Black death outbreak: Latest maps shows plague outbreak
Express UK – DOCTORS in Uganda are frantically working to contain a deadly new virus that has already killed four people and infected many others sparking fears it could be deadlier than the Black Death. These maps show where the outbreak is taking place.
Health bosses have warned that the spread could be “catastrophic” following the shocking death of a child in Uganda earlier this week.
The young girl contracted the Crimean Congo Hemorrhagic Fever (CCHF), which has been dubbed the “bleeding eye fever” and is thought to be even more deadly than the Black Death.
As many as 60 people are now thought to be infected by the illness.
The viral disease, which can kill up to 40 percent of all those infected, is usually spread by tick bites or contact with infected livestock.
Like the plague, symptoms include muscle pains, headaches, vomiting, diarrhoea and bleeding from the eyes, mouth and anus.
The maps below show the Nakaseke District where the girl picked up the disease.
The region has a population just under 200,000 and borders the Nakasongola, Luweero, Wakiso, Mityana, districts.

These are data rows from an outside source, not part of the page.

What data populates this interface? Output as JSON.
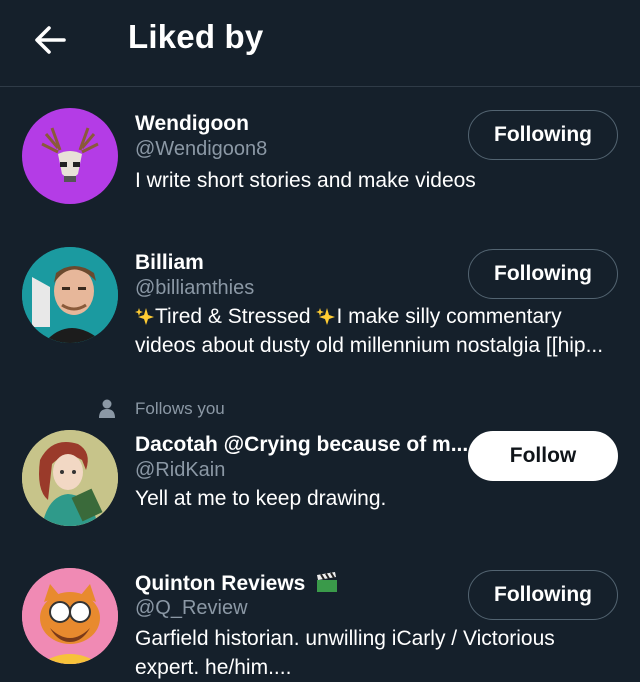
{
  "header": {
    "title": "Liked by"
  },
  "users": [
    {
      "name": "Wendigoon",
      "handle": "@Wendigoon8",
      "bio": "I write short stories and make videos",
      "button": "Following"
    },
    {
      "name": "Billiam",
      "handle": "@billiamthies",
      "bio_part1": "Tired & Stressed ",
      "bio_part2": "I make silly commentary",
      "bio_line2": "videos about dusty old millennium nostalgia [[hip...",
      "button": "Following"
    },
    {
      "follows_you": "Follows you",
      "name": "Dacotah @Crying because of m...",
      "handle": "@RidKain",
      "bio": "Yell at me to keep drawing.",
      "button": "Follow"
    },
    {
      "name": "Quinton Reviews",
      "handle": "@Q_Review",
      "bio_line1": "Garfield historian. unwilling iCarly / Victorious",
      "bio_line2": "expert. he/him....",
      "button": "Following"
    }
  ],
  "colors": {
    "background": "#15202b",
    "muted_text": "#8b98a5",
    "border": "#536471",
    "follow_button": "#ffffff",
    "avatar_wendigoon": "#b43ce6",
    "avatar_billiam": "#1b9aa0",
    "avatar_dacotah": "#c7c48a",
    "avatar_quinton": "#f08ab4"
  },
  "icons": [
    "back-arrow-icon",
    "person-icon",
    "sparkles-icon",
    "clapper-board-icon"
  ]
}
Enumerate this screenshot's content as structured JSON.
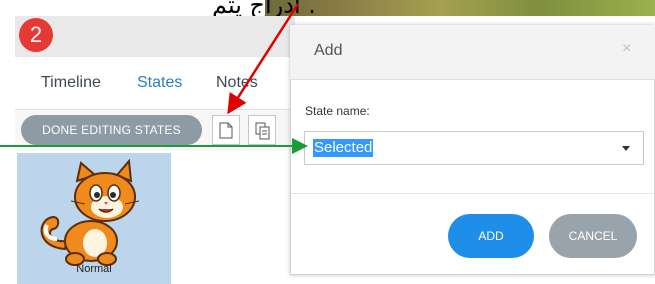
{
  "banner": {
    "text": "ادراج يتم ."
  },
  "step_badge": "2",
  "tabs": [
    {
      "label": "Timeline",
      "active": false
    },
    {
      "label": "States",
      "active": true
    },
    {
      "label": "Notes",
      "active": false
    }
  ],
  "toolbar": {
    "done_label": "DONE EDITING STATES",
    "icons": [
      "new-state-icon",
      "duplicate-state-icon"
    ]
  },
  "states": [
    {
      "label": "Normal",
      "image": "cartoon-cat"
    }
  ],
  "dialog": {
    "title": "Add",
    "close_glyph": "×",
    "field_label": "State name:",
    "selected_value": "Selected",
    "add_label": "ADD",
    "cancel_label": "CANCEL"
  },
  "colors": {
    "accent": "#1e8ee8",
    "badge": "#e53935",
    "annotation_red": "#e00000",
    "annotation_green": "#1a9c3a",
    "selection": "#3399ff"
  }
}
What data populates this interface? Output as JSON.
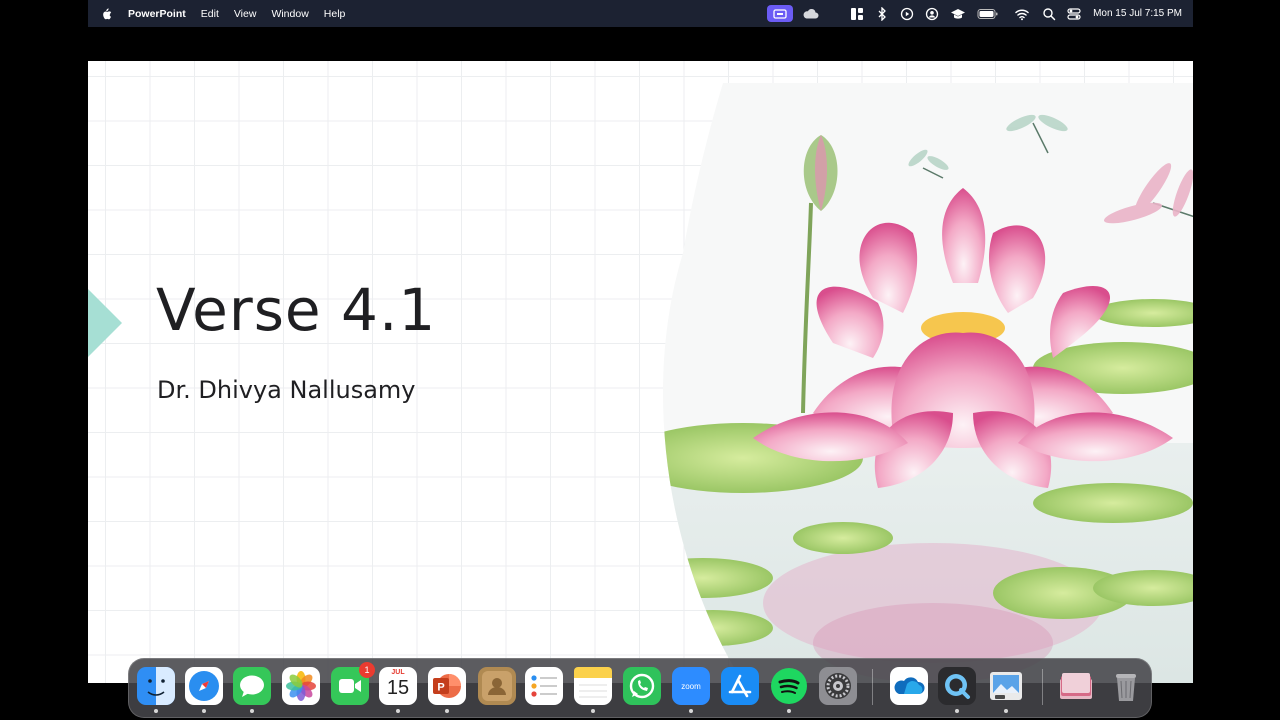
{
  "menubar": {
    "app_name": "PowerPoint",
    "menus": [
      "Edit",
      "View",
      "Window",
      "Help"
    ],
    "clock": "Mon 15 Jul  7:15 PM",
    "status_icons": [
      "screen-record-icon",
      "cloud-icon",
      "control-center-widgets-icon",
      "bluetooth-icon",
      "play-icon",
      "user-icon",
      "graduation-cap-icon",
      "battery-icon",
      "wifi-icon",
      "search-icon",
      "control-center-icon"
    ]
  },
  "slide": {
    "title": "Verse 4.1",
    "subtitle": "Dr. Dhivya Nallusamy",
    "accent_color": "#a6dfd4",
    "art": "watercolor pink lotus with lily pads and dragonflies"
  },
  "dock": {
    "apps": [
      {
        "name": "Finder",
        "icon": "finder-icon",
        "running": true
      },
      {
        "name": "Safari",
        "icon": "safari-icon",
        "running": true
      },
      {
        "name": "Messages",
        "icon": "messages-icon",
        "running": true
      },
      {
        "name": "Photos",
        "icon": "photos-icon",
        "running": false
      },
      {
        "name": "FaceTime",
        "icon": "facetime-icon",
        "running": false,
        "badge": "1"
      },
      {
        "name": "Calendar",
        "icon": "calendar-icon",
        "running": true,
        "month": "JUL",
        "day": "15"
      },
      {
        "name": "PowerPoint",
        "icon": "powerpoint-icon",
        "running": true
      },
      {
        "name": "Contacts",
        "icon": "contacts-icon",
        "running": false
      },
      {
        "name": "Reminders",
        "icon": "reminders-icon",
        "running": false
      },
      {
        "name": "Notes",
        "icon": "notes-icon",
        "running": true
      },
      {
        "name": "WhatsApp",
        "icon": "whatsapp-icon",
        "running": false
      },
      {
        "name": "Zoom",
        "icon": "zoom-icon",
        "running": true,
        "label": "zoom"
      },
      {
        "name": "App Store",
        "icon": "app-store-icon",
        "running": false
      },
      {
        "name": "Spotify",
        "icon": "spotify-icon",
        "running": true
      },
      {
        "name": "System Settings",
        "icon": "system-settings-icon",
        "running": false
      },
      {
        "name": "OneDrive",
        "icon": "onedrive-icon",
        "running": false
      },
      {
        "name": "QuickTime Player",
        "icon": "quicktime-icon",
        "running": true
      },
      {
        "name": "Preview",
        "icon": "preview-icon",
        "running": true
      },
      {
        "name": "Downloads",
        "icon": "downloads-stack-icon",
        "running": false
      },
      {
        "name": "Trash",
        "icon": "trash-icon",
        "running": false
      }
    ]
  }
}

Rapid response teams were also called out to Luweero, where an eight-year-old died earlier this month, sparking fears the disease is spreading.
After an initial confusion over the Nakaseke girl’s cause of death, tests have confirmed that she did have CCHF.

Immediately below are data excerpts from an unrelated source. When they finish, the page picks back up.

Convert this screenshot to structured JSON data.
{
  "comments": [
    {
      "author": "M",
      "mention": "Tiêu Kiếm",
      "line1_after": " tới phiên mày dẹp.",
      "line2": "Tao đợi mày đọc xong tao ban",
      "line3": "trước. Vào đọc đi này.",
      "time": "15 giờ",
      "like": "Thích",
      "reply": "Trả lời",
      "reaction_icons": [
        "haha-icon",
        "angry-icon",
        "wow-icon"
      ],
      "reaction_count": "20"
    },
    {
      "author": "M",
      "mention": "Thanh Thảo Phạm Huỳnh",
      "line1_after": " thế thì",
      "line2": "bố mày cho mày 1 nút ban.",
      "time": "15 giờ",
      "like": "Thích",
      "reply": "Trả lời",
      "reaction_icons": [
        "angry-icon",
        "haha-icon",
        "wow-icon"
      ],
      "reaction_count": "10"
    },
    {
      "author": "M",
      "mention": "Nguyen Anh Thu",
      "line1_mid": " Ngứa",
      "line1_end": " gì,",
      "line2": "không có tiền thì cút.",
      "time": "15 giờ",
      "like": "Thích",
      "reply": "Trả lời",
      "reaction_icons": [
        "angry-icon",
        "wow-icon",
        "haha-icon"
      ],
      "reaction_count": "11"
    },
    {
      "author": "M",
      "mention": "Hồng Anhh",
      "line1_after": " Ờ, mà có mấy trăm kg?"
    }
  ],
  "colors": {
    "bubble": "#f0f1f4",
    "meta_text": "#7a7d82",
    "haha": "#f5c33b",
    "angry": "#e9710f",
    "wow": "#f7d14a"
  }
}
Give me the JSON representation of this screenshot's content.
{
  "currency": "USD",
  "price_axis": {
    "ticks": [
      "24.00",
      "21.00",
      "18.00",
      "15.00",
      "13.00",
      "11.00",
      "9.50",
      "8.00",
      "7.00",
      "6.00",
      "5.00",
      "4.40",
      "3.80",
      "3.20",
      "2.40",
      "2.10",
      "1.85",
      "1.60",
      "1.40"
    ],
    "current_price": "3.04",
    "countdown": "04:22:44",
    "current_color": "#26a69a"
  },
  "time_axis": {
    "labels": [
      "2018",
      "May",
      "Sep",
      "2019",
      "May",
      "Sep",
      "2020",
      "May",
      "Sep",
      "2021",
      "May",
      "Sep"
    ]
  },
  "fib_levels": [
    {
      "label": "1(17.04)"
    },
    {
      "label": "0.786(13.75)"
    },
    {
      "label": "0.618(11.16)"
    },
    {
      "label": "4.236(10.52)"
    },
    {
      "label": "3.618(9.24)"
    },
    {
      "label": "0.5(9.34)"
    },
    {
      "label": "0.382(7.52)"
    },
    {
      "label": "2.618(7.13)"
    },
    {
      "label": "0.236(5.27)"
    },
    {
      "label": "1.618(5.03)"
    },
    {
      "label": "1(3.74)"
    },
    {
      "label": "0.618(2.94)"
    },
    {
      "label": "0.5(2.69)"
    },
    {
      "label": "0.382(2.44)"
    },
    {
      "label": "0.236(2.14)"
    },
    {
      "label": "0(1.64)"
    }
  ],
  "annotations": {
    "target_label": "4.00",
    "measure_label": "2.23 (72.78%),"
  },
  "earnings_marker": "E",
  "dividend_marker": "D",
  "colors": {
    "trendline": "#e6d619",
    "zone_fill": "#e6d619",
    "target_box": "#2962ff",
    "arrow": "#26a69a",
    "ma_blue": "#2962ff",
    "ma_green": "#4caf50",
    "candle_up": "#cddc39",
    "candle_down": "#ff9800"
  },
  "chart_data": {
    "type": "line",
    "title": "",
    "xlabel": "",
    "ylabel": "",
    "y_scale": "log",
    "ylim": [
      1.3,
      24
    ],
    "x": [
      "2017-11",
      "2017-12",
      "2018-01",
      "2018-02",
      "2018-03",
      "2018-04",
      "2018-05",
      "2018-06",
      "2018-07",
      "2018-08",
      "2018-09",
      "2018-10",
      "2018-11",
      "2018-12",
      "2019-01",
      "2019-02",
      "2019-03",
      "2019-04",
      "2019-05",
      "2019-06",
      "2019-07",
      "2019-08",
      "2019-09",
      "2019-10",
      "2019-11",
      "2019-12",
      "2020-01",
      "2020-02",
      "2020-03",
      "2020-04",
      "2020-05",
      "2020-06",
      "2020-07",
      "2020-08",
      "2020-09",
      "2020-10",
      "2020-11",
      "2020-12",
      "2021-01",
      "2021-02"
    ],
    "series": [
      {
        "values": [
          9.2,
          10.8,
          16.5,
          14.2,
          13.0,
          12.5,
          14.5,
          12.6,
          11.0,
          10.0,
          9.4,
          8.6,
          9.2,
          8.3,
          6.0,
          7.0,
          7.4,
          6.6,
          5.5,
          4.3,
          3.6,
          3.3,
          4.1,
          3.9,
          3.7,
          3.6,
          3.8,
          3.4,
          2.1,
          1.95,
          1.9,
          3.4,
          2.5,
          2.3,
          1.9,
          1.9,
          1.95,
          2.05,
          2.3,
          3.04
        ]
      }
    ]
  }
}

Sarah Opendi, state minister for health, said: “Results from Uganda Virus Research Institute, Entebbe tested positive for the Crimean-Congo Hemorrhagic Fever and negative for other viral Hemorrhagic Fevers like Ebola, Marburg, Rift Valley Fever and Sosuga.”
Authorities at the hospital said that the body would have to be buried by health teams due to the “sensitivity” about a further outbreak.
In the wake of her tragic death, family member Harriet Nalunkum said: “We are stranded on what to do because the health teams took away the body.
“We are waiting for a communication regarding the burial arrangements.”
News of the CCHF outbreak in Uganda comes after at least three people died of an unknown type of viral hemorrhagic fever disease in neighbouring South Sudan.
WHO investigators also discovered a worrying number of animals had died from similar symptoms.
A recent report from the international health authority said: “The outbreak of suspected viral haemorrhagic fever in South Sudan could rapidly evolve, and critical information including laboratory confirmation of the aetiology of the disease is needed to direct response efforts.
“Strengthened surveillance in affected human and animal populations is needed to facilitate rapid detection of human and animal cases and response; strengthened capacity to clinically manage any new cases is also needed in the affected area.”